HAVANA, Oct. 7 (AFP) After nine months of closure, Miguel Carmache would have liked to go to a restaurant in Havana but,
put off by the rates, he shares a bottle of tequila with his friends on the rocks. “Of course, I would like to be seated there”, said this thirty-something, indicating, a few meters from him, the terrace of the restaurant Bom Appetite, where twenty customers are happily seated on the seaside promenade. Primera and 70. “But I can’t, my salary doesn’t allow me. “
Ten days ago, bars and restaurants across much of the country, including Havana, reopened. They had been closed since January due to the pandemic.
But, after the joy of the good news, came the cold shower: exorbitant prices, which prompted many to post photos of their additions on social networks, with scandalized comments.
Employed in construction, Miguel Carcache quickly gave up and prefers to sit facing the sea with his friends. “If I earn 3,000 pesos a month ($ 125) and a beer costs 150 (six dollars), can I come here (to the restaurant?) No. It’s crazy, even in Dubai the prices aren’t that high.
– ” Shortage ” –
Sitting on the terrace of the restaurant, Cary Merlin, a 36-year-old doctor, enjoys with his friend Alexis Fernandez, also a doctor, his first outing since the reopening.

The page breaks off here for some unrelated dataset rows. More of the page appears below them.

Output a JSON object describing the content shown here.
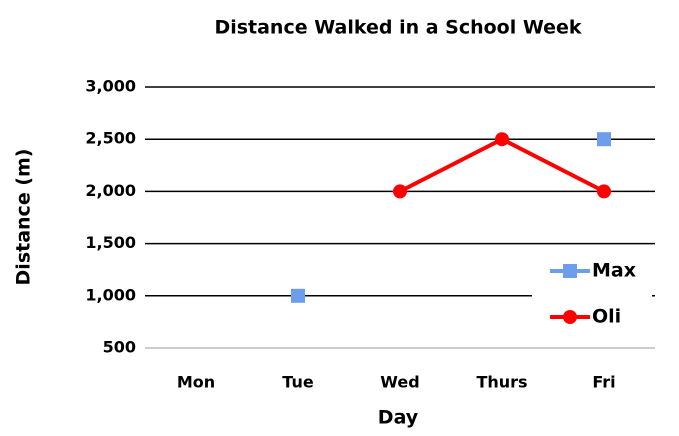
{
  "chart_data": {
    "type": "line",
    "title": "Distance Walked in a School Week",
    "x_label": "Day",
    "y_label": "Distance (m)",
    "categories": [
      "Mon",
      "Tue",
      "Wed",
      "Thurs",
      "Fri"
    ],
    "series": [
      {
        "name": "Max",
        "color": "#6d9eeb",
        "marker": "square",
        "values": [
          null,
          1000,
          null,
          null,
          2500
        ]
      },
      {
        "name": "Oli",
        "color": "#ff0000",
        "marker": "circle",
        "values": [
          null,
          null,
          2000,
          2500,
          2000
        ]
      }
    ],
    "ylim": [
      500,
      3000
    ],
    "yticks": [
      500,
      {
        "value": 1000,
        "label": "1,000"
      },
      {
        "value": 1500,
        "label": "1,500"
      },
      {
        "value": 2000,
        "label": "2,000"
      },
      {
        "value": 2500,
        "label": "2,500"
      },
      {
        "value": 3000,
        "label": "3,000"
      }
    ],
    "grid": true,
    "legend": "right"
  }
}
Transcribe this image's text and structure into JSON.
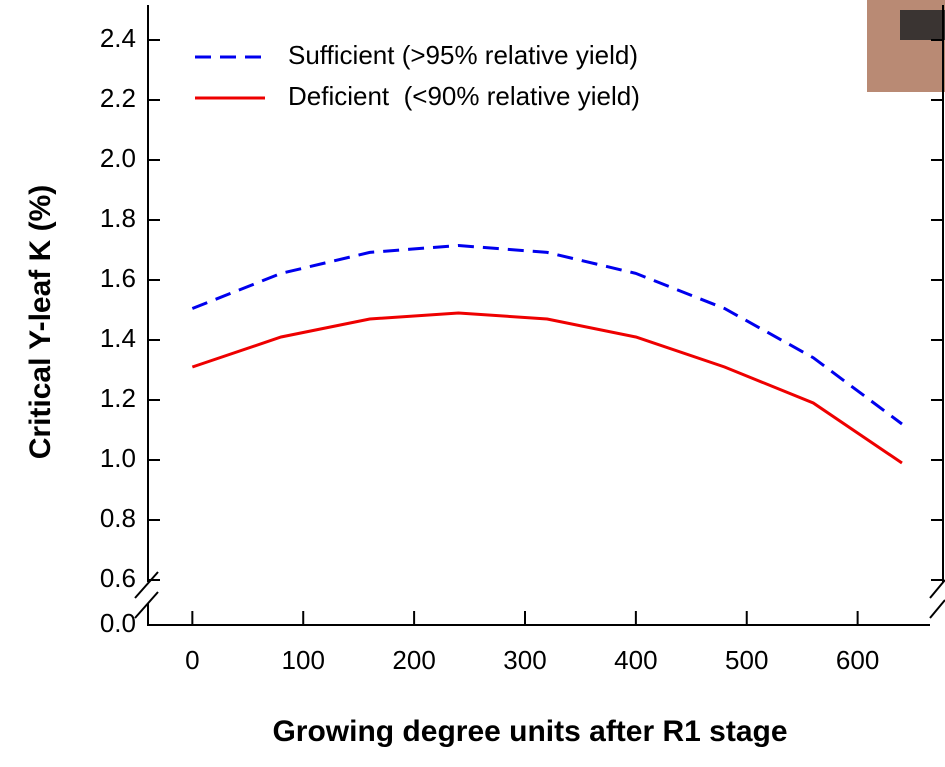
{
  "chart_data": {
    "type": "line",
    "xlabel": "Growing degree units after R1 stage",
    "ylabel": "Critical Y-leaf K (%)",
    "x": [
      0,
      80,
      160,
      240,
      320,
      400,
      480,
      560,
      640
    ],
    "series": [
      {
        "name": "Sufficient (>95% relative yield)",
        "color": "#0000ee",
        "dash": true,
        "values": [
          1.505,
          1.622,
          1.692,
          1.715,
          1.692,
          1.622,
          1.505,
          1.341,
          1.12
        ]
      },
      {
        "name": "Deficient  (<90% relative yield)",
        "color": "#ee0000",
        "dash": false,
        "values": [
          1.31,
          1.41,
          1.47,
          1.49,
          1.47,
          1.41,
          1.31,
          1.19,
          0.99
        ]
      }
    ],
    "xlim": [
      -40,
      677
    ],
    "xticks": [
      0,
      100,
      200,
      300,
      400,
      500,
      600
    ],
    "ylim": [
      0.6,
      2.5
    ],
    "yticks": [
      {
        "value": 0.0,
        "label": "0.0"
      },
      0.6,
      0.8,
      {
        "value": 1.0,
        "label": "1.0"
      },
      1.2,
      1.4,
      1.6,
      1.8,
      {
        "value": 2.0,
        "label": "2.0"
      },
      2.2,
      2.4
    ],
    "legend": "upper-left"
  }
}
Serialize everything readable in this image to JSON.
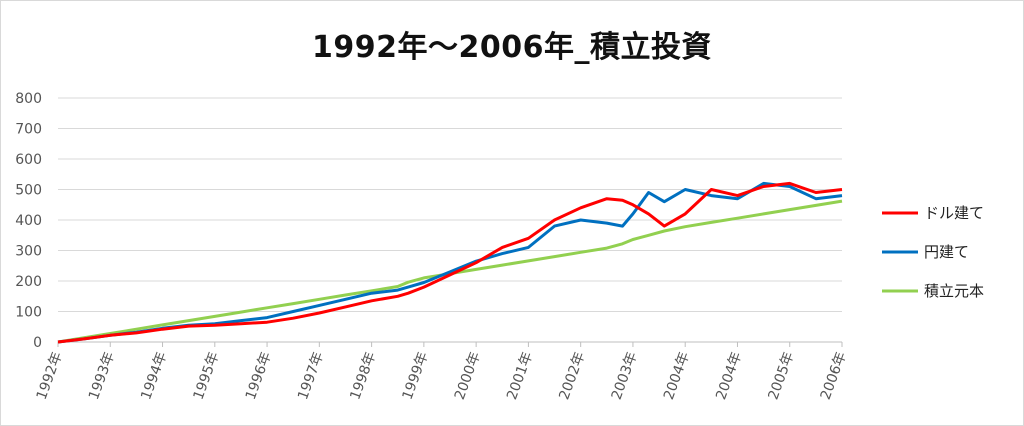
{
  "chart_data": {
    "type": "line",
    "title": "1992年～2006年_積立投資",
    "xlabel": "",
    "ylabel": "",
    "ylim": [
      0,
      800
    ],
    "yticks": [
      "0",
      "100",
      "200",
      "300",
      "400",
      "500",
      "600",
      "700",
      "800"
    ],
    "xticks": [
      "1992年",
      "1993年",
      "1994年",
      "1995年",
      "1996年",
      "1997年",
      "1998年",
      "1999年",
      "2000年",
      "2001年",
      "2002年",
      "2003年",
      "2004年",
      "2004年",
      "2005年",
      "2006年"
    ],
    "grid": true,
    "legend_position": "right",
    "x": [
      1992.0,
      1992.5,
      1993.0,
      1993.5,
      1994.0,
      1994.5,
      1995.0,
      1995.5,
      1996.0,
      1996.5,
      1997.0,
      1997.5,
      1998.0,
      1998.5,
      1998.7,
      1999.0,
      1999.5,
      2000.0,
      2000.5,
      2001.0,
      2001.5,
      2002.0,
      2002.5,
      2002.8,
      2003.0,
      2003.3,
      2003.6,
      2004.0,
      2004.5,
      2005.0,
      2005.5,
      2006.0,
      2006.5,
      2007.0
    ],
    "series": [
      {
        "name": "ドル建て",
        "color": "#ff0000",
        "values": [
          0,
          10,
          22,
          30,
          42,
          52,
          55,
          60,
          65,
          78,
          95,
          115,
          135,
          150,
          160,
          180,
          220,
          260,
          310,
          340,
          400,
          440,
          470,
          465,
          450,
          420,
          380,
          420,
          500,
          480,
          510,
          520,
          490,
          500
        ]
      },
      {
        "name": "円建て",
        "color": "#0070c0",
        "values": [
          0,
          10,
          22,
          32,
          45,
          55,
          60,
          70,
          80,
          100,
          120,
          140,
          160,
          170,
          180,
          195,
          230,
          265,
          290,
          310,
          380,
          400,
          390,
          380,
          420,
          490,
          460,
          500,
          480,
          470,
          520,
          510,
          470,
          480
        ]
      },
      {
        "name": "積立元本",
        "color": "#92d050",
        "values": [
          0,
          14,
          28,
          42,
          56,
          70,
          84,
          98,
          112,
          126,
          140,
          154,
          168,
          182,
          196,
          210,
          224,
          238,
          252,
          266,
          280,
          294,
          308,
          322,
          336,
          350,
          364,
          378,
          392,
          406,
          420,
          434,
          448,
          462
        ]
      }
    ]
  }
}
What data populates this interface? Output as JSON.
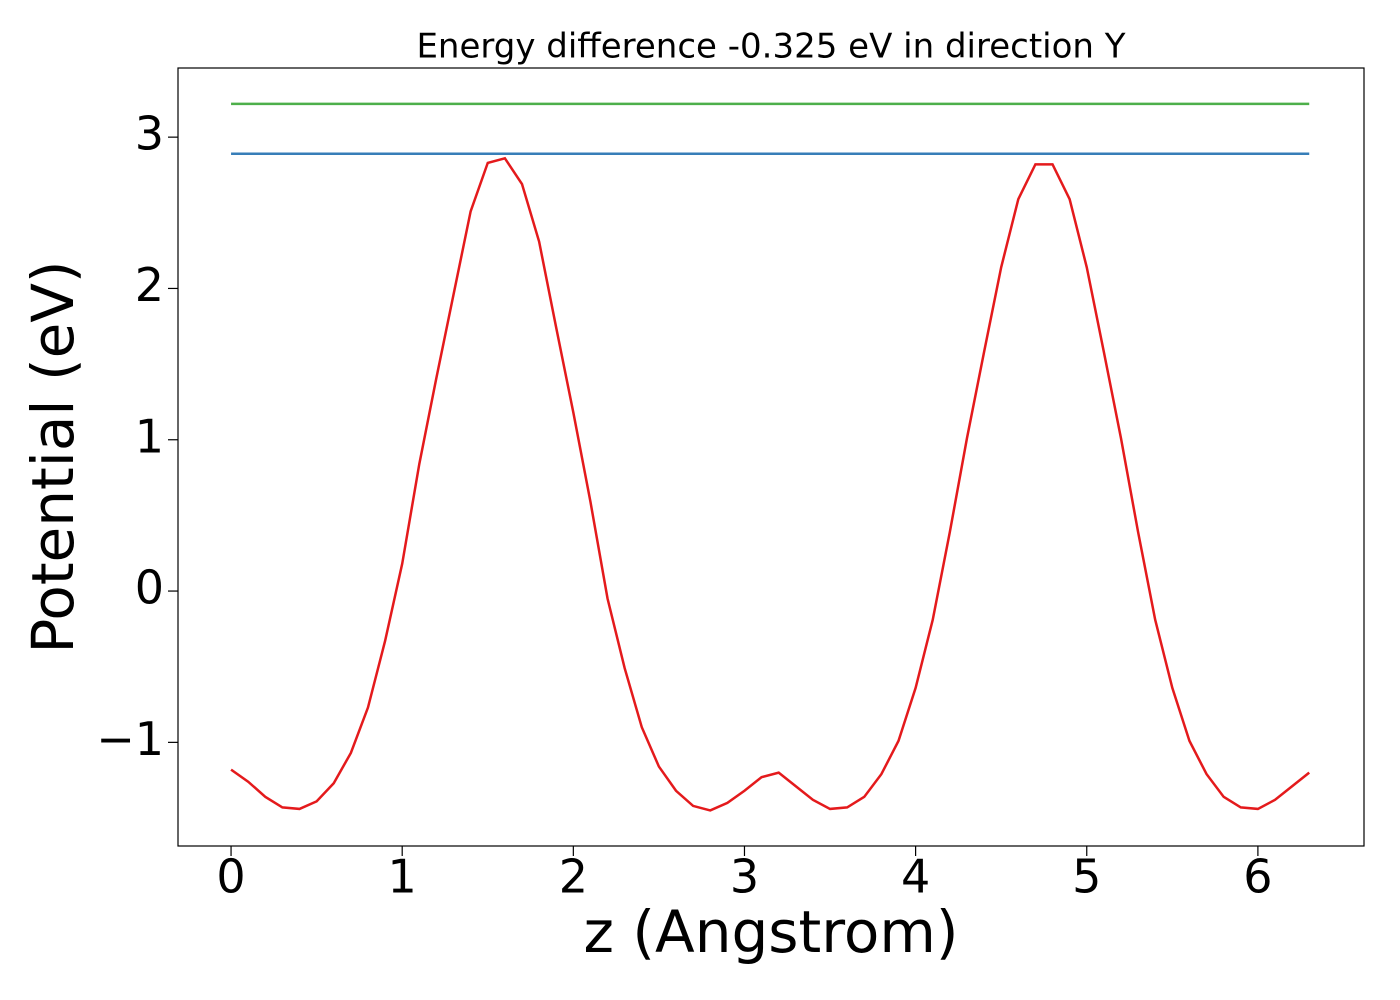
{
  "chart_data": {
    "type": "line",
    "title": "Energy difference -0.325 eV in direction Y",
    "x_label": "z (Angstrom)",
    "y_label": "Potential (eV)",
    "xlim": [
      -0.31,
      6.62
    ],
    "ylim": [
      -1.685,
      3.457
    ],
    "xticks": [
      0,
      1,
      2,
      3,
      4,
      5,
      6
    ],
    "yticks": [
      {
        "value": -1,
        "label": "−1"
      },
      0,
      1,
      2,
      3
    ],
    "grid": false,
    "series": [
      {
        "color": "#e41a1c",
        "x": [
          0,
          0.1,
          0.2,
          0.3,
          0.4,
          0.5,
          0.6,
          0.7,
          0.8,
          0.9,
          1.0,
          1.1,
          1.2,
          1.3,
          1.4,
          1.5,
          1.6,
          1.7,
          1.8,
          1.9,
          2.0,
          2.1,
          2.2,
          2.3,
          2.4,
          2.5,
          2.6,
          2.7,
          2.8,
          2.9,
          3.0,
          3.1,
          3.2,
          3.3,
          3.4,
          3.5,
          3.6,
          3.7,
          3.8,
          3.9,
          4.0,
          4.1,
          4.2,
          4.3,
          4.4,
          4.5,
          4.6,
          4.7,
          4.8,
          4.9,
          5.0,
          5.1,
          5.2,
          5.3,
          5.4,
          5.5,
          5.6,
          5.7,
          5.8,
          5.9,
          6.0,
          6.1,
          6.2,
          6.3
        ],
        "values": [
          -1.18,
          -1.26,
          -1.36,
          -1.43,
          -1.44,
          -1.39,
          -1.27,
          -1.07,
          -0.77,
          -0.33,
          0.18,
          0.84,
          1.41,
          1.96,
          2.51,
          2.83,
          2.86,
          2.69,
          2.31,
          1.74,
          1.18,
          0.59,
          -0.05,
          -0.51,
          -0.9,
          -1.16,
          -1.32,
          -1.42,
          -1.45,
          -1.4,
          -1.32,
          -1.23,
          -1.2,
          -1.29,
          -1.38,
          -1.44,
          -1.43,
          -1.36,
          -1.21,
          -0.99,
          -0.64,
          -0.19,
          0.39,
          1.01,
          1.58,
          2.14,
          2.59,
          2.82,
          2.82,
          2.59,
          2.14,
          1.58,
          1.01,
          0.39,
          -0.19,
          -0.64,
          -0.99,
          -1.21,
          -1.36,
          -1.43,
          -1.44,
          -1.38,
          -1.29,
          -1.2
        ]
      },
      {
        "color": "#377eb8",
        "x": [
          0,
          6.3
        ],
        "values": [
          2.89,
          2.89
        ]
      },
      {
        "color": "#4daf4a",
        "x": [
          0,
          6.3
        ],
        "values": [
          3.22,
          3.22
        ]
      }
    ]
  }
}
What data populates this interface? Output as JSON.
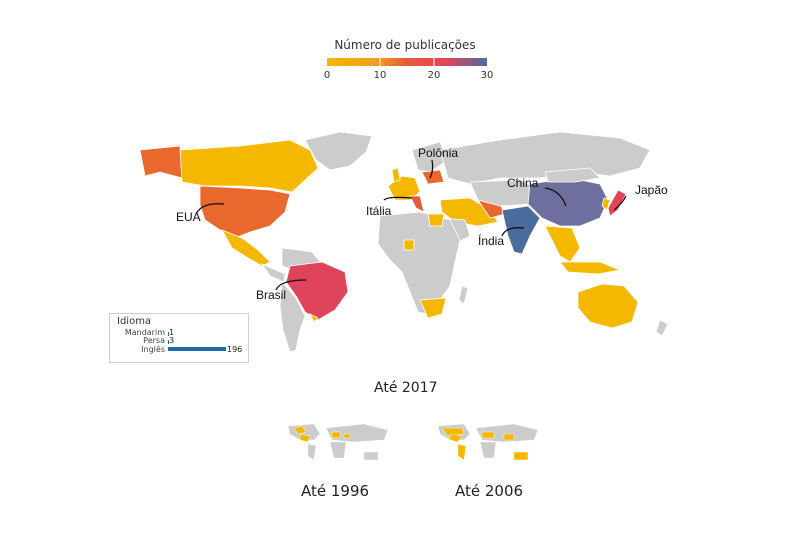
{
  "legend": {
    "title": "Número de publicações",
    "ticks": [
      "0",
      "10",
      "20",
      "30"
    ],
    "colors": [
      "#f5b800",
      "#f0a020",
      "#e8583a",
      "#e0445a",
      "#4a6d9e"
    ]
  },
  "countries": {
    "usa": "EUA",
    "brazil": "Brasil",
    "italy": "Itália",
    "poland": "Polônia",
    "china": "China",
    "india": "Índia",
    "japan": "Japão"
  },
  "language_chart": {
    "title": "Idioma",
    "rows": [
      {
        "name": "Mandarim",
        "value": 1
      },
      {
        "name": "Persa",
        "value": 3
      },
      {
        "name": "Inglês",
        "value": 196
      }
    ],
    "max_value": 196,
    "bar_color": "#1f6aa2"
  },
  "periods": {
    "main": "Até 2017",
    "small1": "Até 1996",
    "small2": "Até 2006"
  },
  "map_colors": {
    "no_data": "#cccccc",
    "low": "#f5b800",
    "usa": "#e8682e",
    "brazil": "#e0445a",
    "china": "#6e6f9e",
    "india": "#4a6d9e"
  }
}
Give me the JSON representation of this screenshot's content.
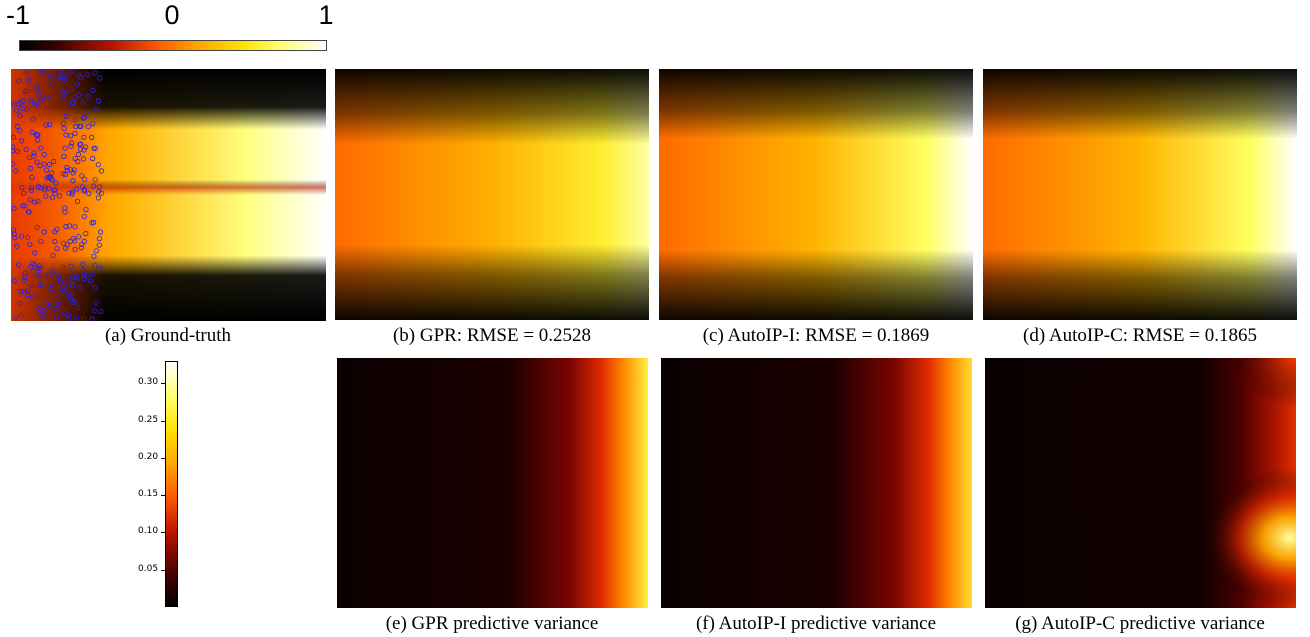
{
  "colormap": "afmhot",
  "colormap_stops": [
    "#000000",
    "#3d0000",
    "#b81300",
    "#ff5a00",
    "#ffa500",
    "#ffe000",
    "#ffff70",
    "#ffffff"
  ],
  "top_colorbar": {
    "ticks": [
      {
        "label": "-1",
        "value": -1
      },
      {
        "label": "0",
        "value": 0
      },
      {
        "label": "1",
        "value": 1
      }
    ],
    "range": [
      -1,
      1
    ]
  },
  "variance_colorbar": {
    "ticks": [
      {
        "label": "0.30",
        "value": 0.3
      },
      {
        "label": "0.25",
        "value": 0.25
      },
      {
        "label": "0.20",
        "value": 0.2
      },
      {
        "label": "0.15",
        "value": 0.15
      },
      {
        "label": "0.10",
        "value": 0.1
      },
      {
        "label": "0.05",
        "value": 0.05
      }
    ],
    "range": [
      0,
      0.33
    ]
  },
  "marker_color": "#2222ee",
  "chart_data": [
    {
      "type": "heatmap",
      "title": "(a) Ground-truth",
      "description_values": "field from -1 to 1 with training points on left region",
      "training_points_count": 300
    },
    {
      "type": "heatmap",
      "title": "(b) GPR: RMSE = 0.2528",
      "rmse": 0.2528
    },
    {
      "type": "heatmap",
      "title": "(c) AutoIP-I: RMSE = 0.1869",
      "rmse": 0.1869
    },
    {
      "type": "heatmap",
      "title": "(d) AutoIP-C: RMSE = 0.1865",
      "rmse": 0.1865
    },
    {
      "type": "heatmap",
      "title": "(e) GPR predictive variance",
      "range": [
        0,
        0.33
      ]
    },
    {
      "type": "heatmap",
      "title": "(f) AutoIP-I predictive variance",
      "range": [
        0,
        0.33
      ]
    },
    {
      "type": "heatmap",
      "title": "(g) AutoIP-C predictive variance",
      "range": [
        0,
        0.33
      ]
    }
  ]
}
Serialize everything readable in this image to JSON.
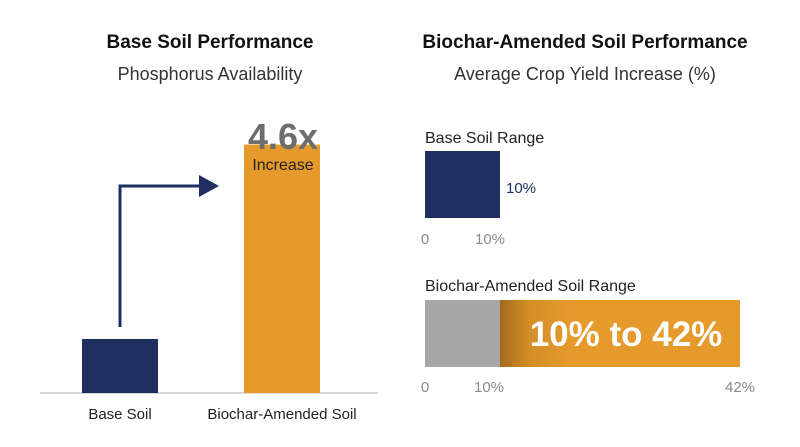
{
  "colors": {
    "navy": "#1f3060",
    "orange": "#e59a2b",
    "gray": "#a7a7a7",
    "axis_gray": "#c8c8c8",
    "tick_gray": "#8a8a8a",
    "multiplier_gray": "#6d6d6d"
  },
  "left_panel": {
    "title": "Base Soil Performance",
    "subtitle": "Phosphorus Availability",
    "multiplier": "4.6x",
    "multiplier_label": "Increase"
  },
  "right_panel": {
    "title": "Biochar-Amended Soil Performance",
    "subtitle": "Average Crop Yield Increase (%)",
    "base_range_label": "Base Soil Range",
    "base_value_label": "10%",
    "base_tick_start": "0",
    "base_tick_end": "10%",
    "amended_range_label": "Biochar-Amended Soil Range",
    "amended_value_label": "10% to 42%",
    "amended_tick_start": "0",
    "amended_tick_mid": "10%",
    "amended_tick_end": "42%"
  },
  "chart_data": [
    {
      "type": "bar",
      "title": "Base Soil Performance",
      "subtitle": "Phosphorus Availability",
      "categories": [
        "Base Soil",
        "Biochar-Amended Soil"
      ],
      "values": [
        1,
        4.6
      ],
      "annotation": "4.6x Increase"
    },
    {
      "type": "bar",
      "orientation": "horizontal",
      "title": "Biochar-Amended Soil Performance",
      "subtitle": "Average Crop Yield Increase (%)",
      "xlim": [
        0,
        42
      ],
      "series": [
        {
          "name": "Base Soil Range",
          "range": [
            0,
            10
          ]
        },
        {
          "name": "Biochar-Amended Soil Range",
          "range": [
            10,
            42
          ]
        }
      ]
    }
  ]
}
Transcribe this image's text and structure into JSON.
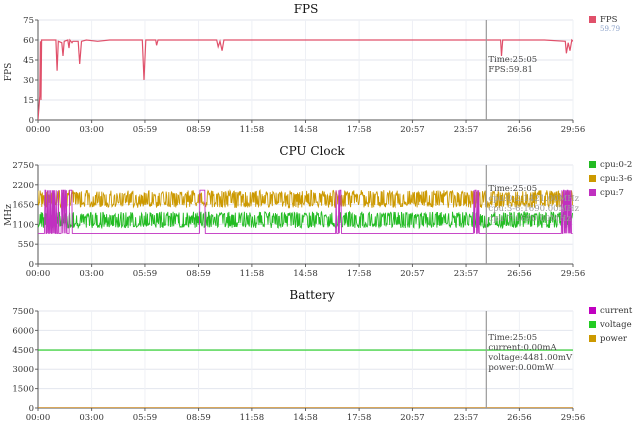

“We are well aware that there are people who cannot afford it, sometimes we cannot,” she admits. “The prices are a bit too high,” adds Alexis.
By announcing “a necessary reopening”, the Minister of Internal Trade, Betsy Diaz, underlined the “complex situation” caused by the “shortage of essential products”, and warned that “the price panorama” would be “different”.
Cuba is experiencing its worst economic crisis since 1993, as a result of the pandemic which has deprived it of tourism, its engine, and the strengthening of the US embargo.
As a result, the authorities have drastically reduced their imports, exacerbating food and drug shortages. And the monetary reform adopted in January has certainly revalued wages, but prices have risen even more.
Moraima Cabrera, 59, owner of Bom Appetite, admits: its prices “are a little high.” But “they’re not the most expensive” among the seafront restaurants, she defends herself, citing her most affordable dish, the Neapolitan pizza, which costs the equivalent of eight dollars.
The bottle of tequila that Miguel bought on the street with his friends cost him 700 pesos ($ 29). In the restaurants on the promenade, it is sold for 100 dollars, 13 less than the minimum wage.
And “prices (…) are changing every day, unfortunately”, so “if today the price (of pork) goes up, tomorrow I have to increase my prices”, explains Moraima.
– Pork, a luxury product –
According to official figures, pork, a typical dish in restaurants on the island, has seen its price skyrocket over the past two years from 35 to 130 pesos per pound, a price now inaccessible to most Cubans.
It has become “a premium food,” economist Pedro Monreal quipped recently on Twitter.
In addition to the shortages, the owners of bars and restaurants are faced with a monetary puzzle: to obtain raw materials, they have to import them in foreign currency or buy them in wholesale stores, where it is inevitably necessary to pay by card in currency. freely convertible (MLC, indexed to the dollar).
However, dollars cannot be found in banks and exchange offices.
“We have to go get the dollars on the black market” where they are sold for 65 pesos per unit, against an official rate of 24, and “then sell in national currency at a high price”, otherwise “we will not get away with it. not, ”admits Arturo Sanchez, 26, owner of a bar.
Enough to boost inflation, expected to be between 400 and 500% this year.
The only hope on the horizon: the reopening, from November 15 to foreign tourists, who will be able to pay.
“We are all counting the days until then,” says Moraima.